Already done. There is no reason for me to repeat myself. You have this thread as reference.
Moreover, as you will admit, you didn't come up with the formulae, and you can't comprehend the formulae, so what point would there be to resurrecting the proof?
Well, actually it was probably Moshe who explained to you that I was pointing out real defects in your formula
I did not write any formula, which calculates the amount of the Distinct States of a given k-Uncertainy x k-Redundancy tree, not before and not now, so what you say is wrong.
Umm, yes, we know that, and you proved my previous comment. But that doesn't change the fact that since you didn't develop the formula, and you don't understand the formula, then it must have been someone else, Moshe in this case, who explained it to you.
We all know that you are incapable of writing any such formula and that you depended on Moshe to write the first couple of bogus versions of it.
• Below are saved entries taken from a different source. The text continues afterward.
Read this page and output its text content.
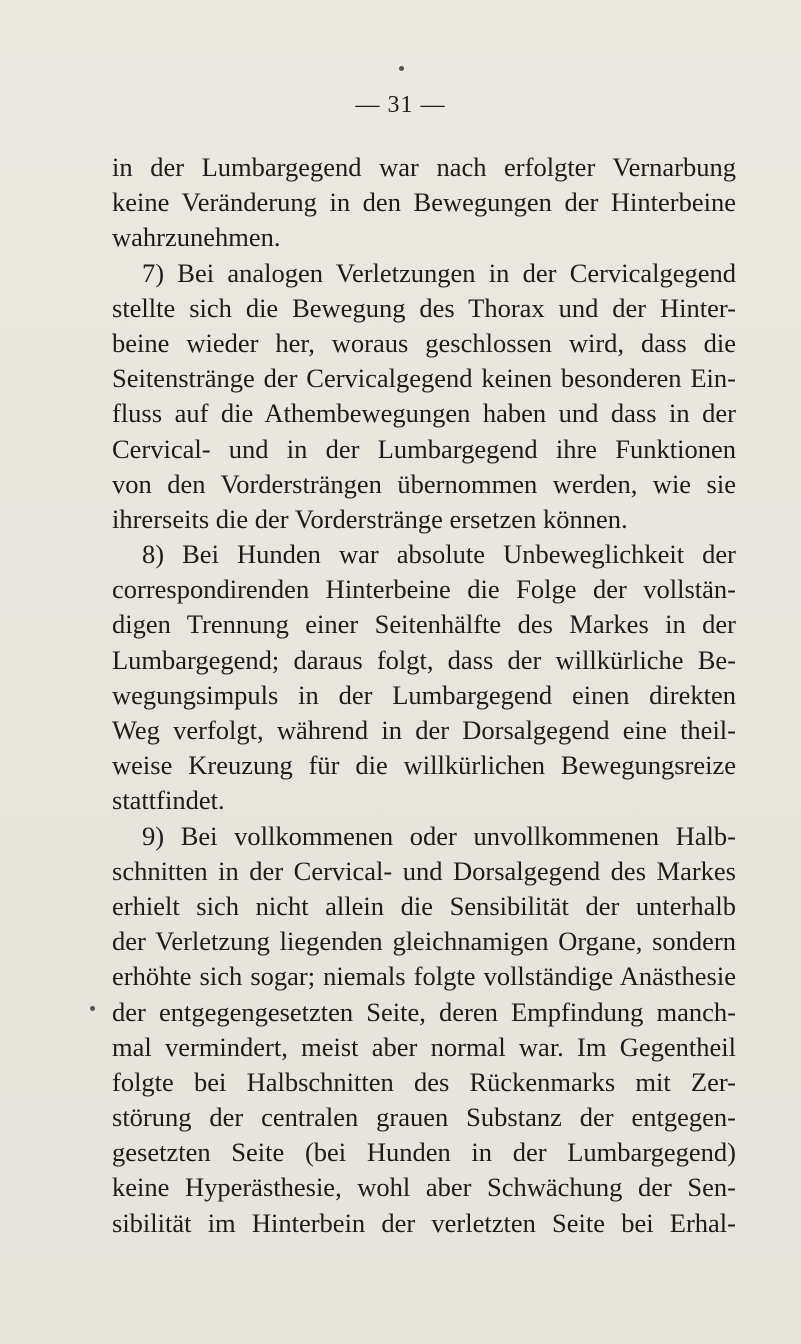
— 31 —
in der Lumbargegend war nach erfolgter Vernarbung
keine Veränderung in den Bewegungen der Hinterbeine
wahrzunehmen.
7) Bei analogen Verletzungen in der Cervicalgegend
stellte sich die Bewegung des Thorax und der Hinter-
beine wieder her, woraus geschlossen wird, dass die
Seitenstränge der Cervicalgegend keinen besonderen Ein-
fluss auf die Athembewegungen haben und dass in der
Cervical- und in der Lumbargegend ihre Funktionen
von den Vordersträngen übernommen werden, wie sie
ihrerseits die der Vorderstränge ersetzen können.
8) Bei Hunden war absolute Unbeweglichkeit der
correspondirenden Hinterbeine die Folge der vollstän-
digen Trennung einer Seitenhälfte des Markes in der
Lumbargegend; daraus folgt, dass der willkürliche Be-
wegungsimpuls in der Lumbargegend einen direkten
Weg verfolgt, während in der Dorsalgegend eine theil-
weise Kreuzung für die willkürlichen Bewegungsreize
stattfindet.
9) Bei vollkommenen oder unvollkommenen Halb-
schnitten in der Cervical- und Dorsalgegend des Markes
erhielt sich nicht allein die Sensibilität der unterhalb
der Verletzung liegenden gleichnamigen Organe, sondern
erhöhte sich sogar; niemals folgte vollständige Anästhesie
der entgegengesetzten Seite, deren Empfindung manch-
mal vermindert, meist aber normal war. Im Gegentheil
folgte bei Halbschnitten des Rückenmarks mit Zer-
störung der centralen grauen Substanz der entgegen-
gesetzten Seite (bei Hunden in der Lumbargegend)
keine Hyperästhesie, wohl aber Schwächung der Sen-
sibilität im Hinterbein der verletzten Seite bei Erhal-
Nothing you say contradicts what I have said, here.
You never understood the formula nor what was wrong with it.
It was wrong as a general formula because in started from
n>2.
The new formula starts from 0, and because of this fact it is really a general formula that enables to calculate the exact amount of all the Distinct States of a given k-Uncertainty x k-Redundancy tree, after k-Uncertainty x k-Redundancy tree distinct representation was expanded according to your remarks.
Nonsense. It was wrong because it was wrong. It did not offer any method to calculate any case greater than 1 because it was...wrong.
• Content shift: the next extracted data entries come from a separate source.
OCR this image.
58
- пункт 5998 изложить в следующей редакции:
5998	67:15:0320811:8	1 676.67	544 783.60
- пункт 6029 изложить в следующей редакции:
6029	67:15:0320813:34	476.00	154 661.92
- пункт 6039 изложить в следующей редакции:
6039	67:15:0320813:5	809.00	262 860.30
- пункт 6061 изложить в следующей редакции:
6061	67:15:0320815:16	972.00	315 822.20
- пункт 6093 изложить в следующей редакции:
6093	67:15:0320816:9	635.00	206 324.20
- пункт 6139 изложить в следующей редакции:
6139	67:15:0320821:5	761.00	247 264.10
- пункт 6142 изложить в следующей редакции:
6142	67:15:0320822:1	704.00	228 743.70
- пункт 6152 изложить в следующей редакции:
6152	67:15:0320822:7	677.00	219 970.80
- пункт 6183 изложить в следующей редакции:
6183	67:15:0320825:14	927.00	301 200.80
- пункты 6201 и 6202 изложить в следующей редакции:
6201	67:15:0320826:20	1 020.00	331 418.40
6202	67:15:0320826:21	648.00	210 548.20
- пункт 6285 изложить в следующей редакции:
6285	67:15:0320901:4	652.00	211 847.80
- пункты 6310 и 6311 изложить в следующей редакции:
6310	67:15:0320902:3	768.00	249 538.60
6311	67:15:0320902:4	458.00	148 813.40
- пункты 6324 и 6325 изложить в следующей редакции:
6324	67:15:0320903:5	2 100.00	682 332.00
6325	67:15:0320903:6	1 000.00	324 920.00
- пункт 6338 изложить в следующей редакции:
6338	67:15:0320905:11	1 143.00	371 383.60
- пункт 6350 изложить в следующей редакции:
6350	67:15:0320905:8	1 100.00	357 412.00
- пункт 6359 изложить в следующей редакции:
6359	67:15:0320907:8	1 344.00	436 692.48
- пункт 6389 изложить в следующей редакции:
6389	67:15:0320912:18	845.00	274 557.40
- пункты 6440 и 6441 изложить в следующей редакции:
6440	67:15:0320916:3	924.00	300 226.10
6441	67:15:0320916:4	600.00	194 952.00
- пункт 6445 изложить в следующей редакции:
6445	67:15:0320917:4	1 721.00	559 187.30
Still this expansion of the Distinct States of a given k-Uncertainty x k-Redundancy tree, provides only the serial case of k-Uncertainty x k-Redundancy tree, which is something that you can't comprehend, because strong simultaneity of symmetric AB superposition, is beyond your reasoning, which is stuck in the level of replacement of distinct ids under Redundancy.
Your method to calculate smaller k-Uncertainty x k-Redundancy trees by using particular cases of bigger k-Uncertainty x k-Redundancy trees, does not provide any information of the real complexity of a given k-Uncertainty x k-Redundancy tree, which is not limited to the amount of the Distinct States under a given tree.
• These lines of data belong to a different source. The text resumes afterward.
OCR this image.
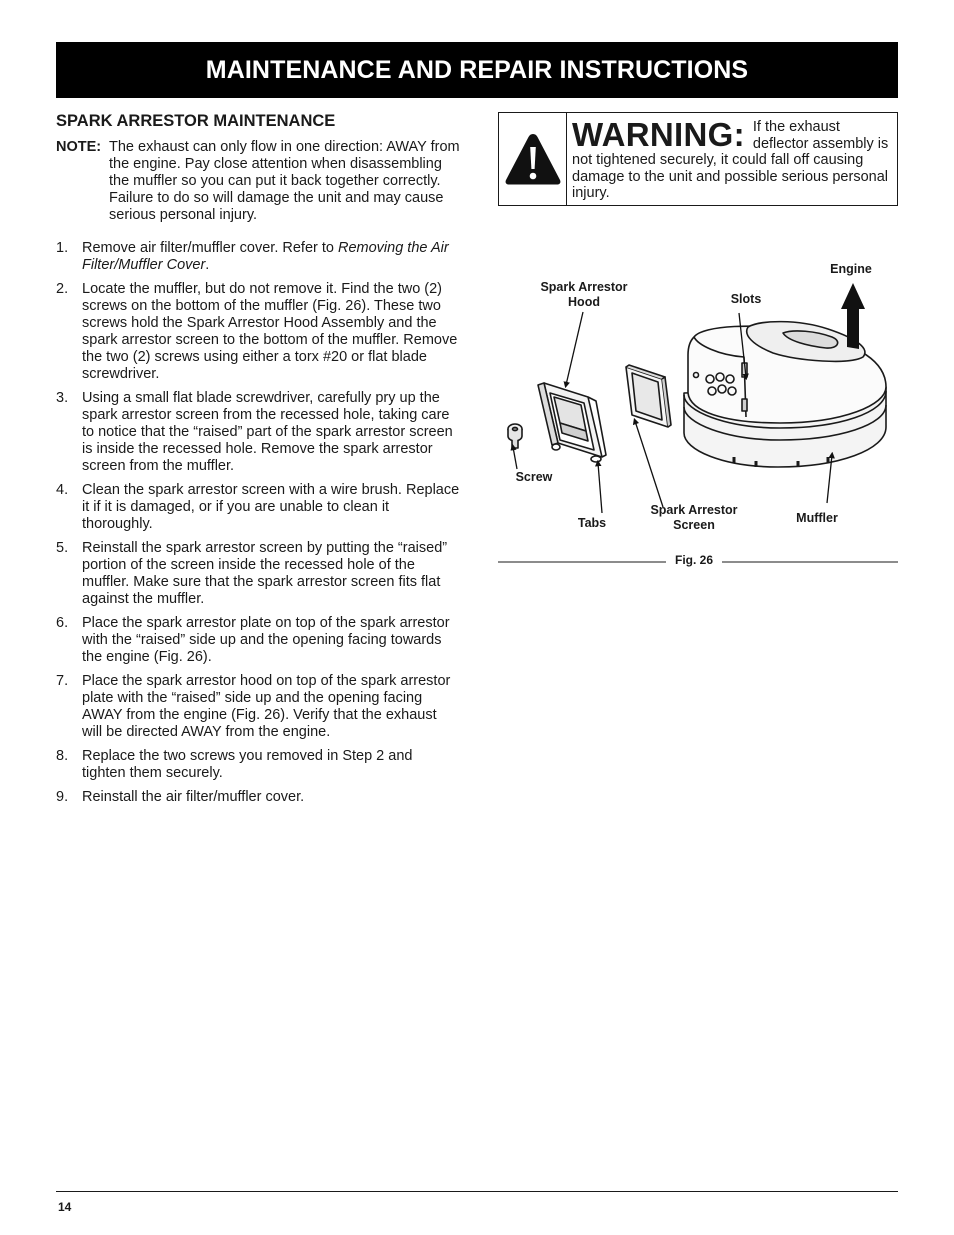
MAINTENANCE AND REPAIR INSTRUCTIONS
SPARK ARRESTOR MAINTENANCE
NOTE: The exhaust can only flow in one direction: AWAY from the engine. Pay close attention when disassembling the muffler so you can put it back together correctly. Failure to do so will damage the unit and may cause serious personal injury.
1. Remove air filter/muffler cover. Refer to Removing the Air Filter/Muffler Cover.
2. Locate the muffler, but do not remove it. Find the two (2) screws on the bottom of the muffler (Fig. 26). These two screws hold the Spark Arrestor Hood Assembly and the spark arrestor screen to the bottom of the muffler. Remove the two (2) screws using either a torx #20 or flat blade screwdriver.
3. Using a small flat blade screwdriver, carefully pry up the spark arrestor screen from the recessed hole, taking care to notice that the “raised” part of the spark arrestor screen is inside the recessed hole. Remove the spark arrestor screen from the muffler.
4. Clean the spark arrestor screen with a wire brush. Replace it if it is damaged, or if you are unable to clean it thoroughly.
5. Reinstall the spark arrestor screen by putting the “raised” portion of the screen inside the recessed hole of the muffler. Make sure that the spark arrestor screen fits flat against the muffler.
6. Place the spark arrestor plate on top of the spark arrestor with the “raised” side up and the opening facing towards the engine (Fig. 26).
7. Place the spark arrestor hood on top of the spark arrestor plate with the “raised” side up and the opening facing AWAY from the engine (Fig. 26). Verify that the exhaust will be directed AWAY from the engine.
8. Replace the two screws you removed in Step 2 and tighten them securely.
9. Reinstall the air filter/muffler cover.
WARNING: If the exhaust deflector assembly is not tightened securely, it could fall off causing damage to the unit and possible serious personal injury.
Engine
Spark Arrestor
Hood	Slots
Screw
Tabs
Spark Arrestor
Screen	Muffler
Fig. 26
14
And you jsfisher, can't comprehend it, because your reasoning is based on serial-only reasoning of Distinct States.
So you say, but my methods get the correct answer. Surely that must count for something, no?
Moreover, what have you accomplished so far? Well, you have derived an important generalization of your kXk whatever it is into some significant result.
Hmm, no, you haven't. You have waved your hands a lot, but you have no formal generalization that expands into anything.
Sure, but you at least have the basis for a complete system.
Wrong, again. You have provided only cases that you try to enumerate. There is no operation or scheme that lets us do anything with the cases other than enumerate them.
Well, at least you have provided a method to enumerate all the cases, right?
No, you failed at that as evidenced by your 3X3 case.
So, why is any of this important?
Jsfisher, why do you claim that it is easy to draw by hand any DS of kxk tree?
You are invited to show your simple method that draws any DS of kxk by hand.
But be aware that even if you provide this easy method; it does not provide any information of the complexity of a k-Uncertainty x k-Redundancy tree (known also as Organic Number).
Well, (1) I already did just that, and (2) I revealed that the claimed complexity was really vacuous.